Mi marido accidental es ¡un billonario! - Capítulo 234
- Inicio
- Todas las novelas
- Mi marido accidental es ¡un billonario!
- Capítulo 234 - Capítulo 234 Antecedentes
Tamaño de Fuente
Tipo de Fuente
Color de Fondo
Capítulo 234: Antecedentes Capítulo 234: Antecedentes Keira miró a Lewis con sorpresa.
Cuando llegó, había mencionado casualmente que Madeleine le había salvado la vida, pero no había compartido los detalles.
¿Había sido también un caso de secuestro y tráfico…?
Solo que, a diferencia de su propia situación, ¿casi lo habían matado en ese momento?
Si ese fuera el caso, entonces esto se consideraría en verdad una gracia salvavidas.
No es de extrañar que Lewis fuera tan complaciente con Madeleine.
Mientras pensaba, Lewis ya había comenzado a hablar, su voz profunda y suave, con un toque de ternura. —Lo siento, me equivoqué.
Todavía sujetaba la mano de Keira con fuerza, sus ojos tenían una emoción complicada mientras miraba a Madeleine, y explicó sinceramente:
— Pensé que una promesa de la infancia sigue siendo una promesa.
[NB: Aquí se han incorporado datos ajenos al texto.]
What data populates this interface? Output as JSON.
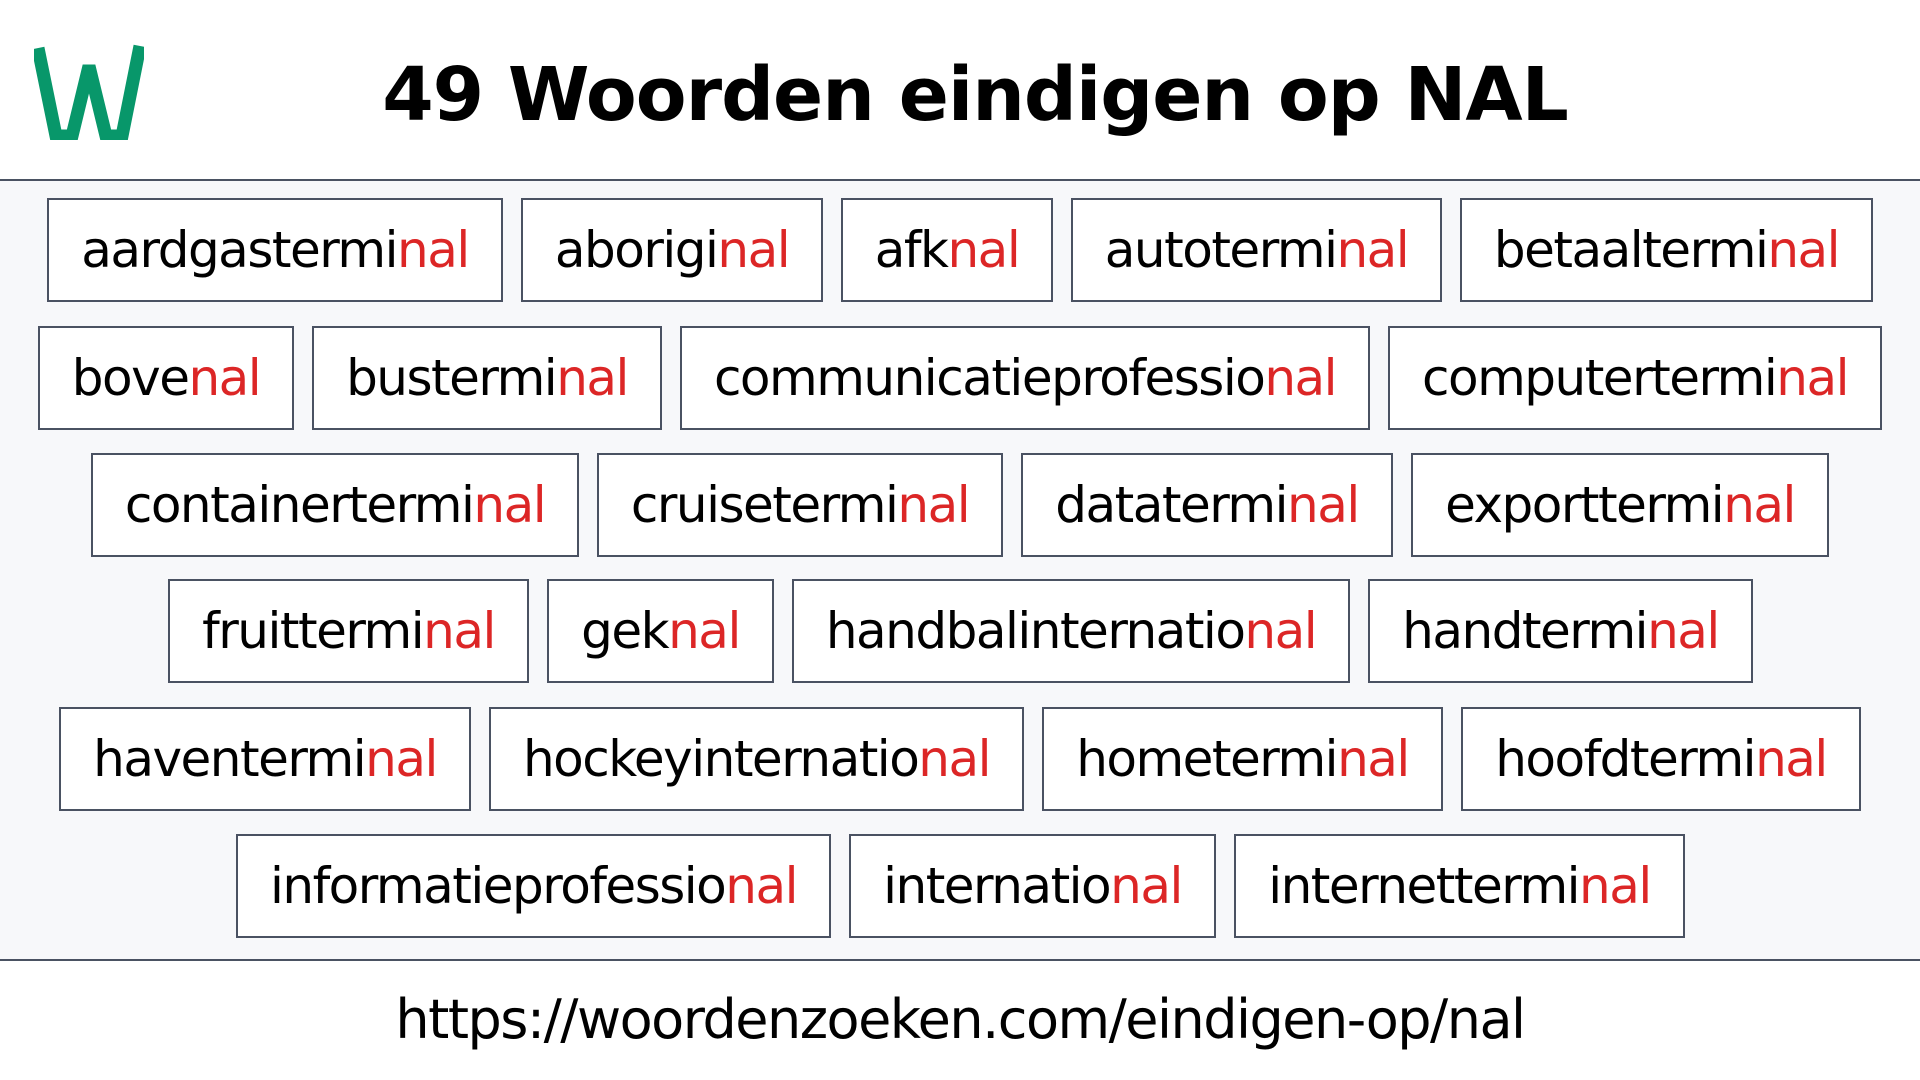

Aunque no te amo, podría quedarme sin casarme toda la vida y estar ahí para ti cuando me necesites, pero no esperaba tener un arreglo matrimonial con Keira, ni esperaba enamorarme de ella. Lo he pensado durante mucho tiempo.
Habló despacio, con pausas deliberadas. —Entre tú y ella, estoy destinado a decepcionar a una, así que elijo a ella.
—Señorita Davis, ya no iré a verte más, y tú tampoco tienes que llamarme. No dejaré de pagar tus gastos médicos, y puedes pedirle al director lo que necesites. ¡Además de compañía, intentaré satisfacer todas tus necesidades materiales!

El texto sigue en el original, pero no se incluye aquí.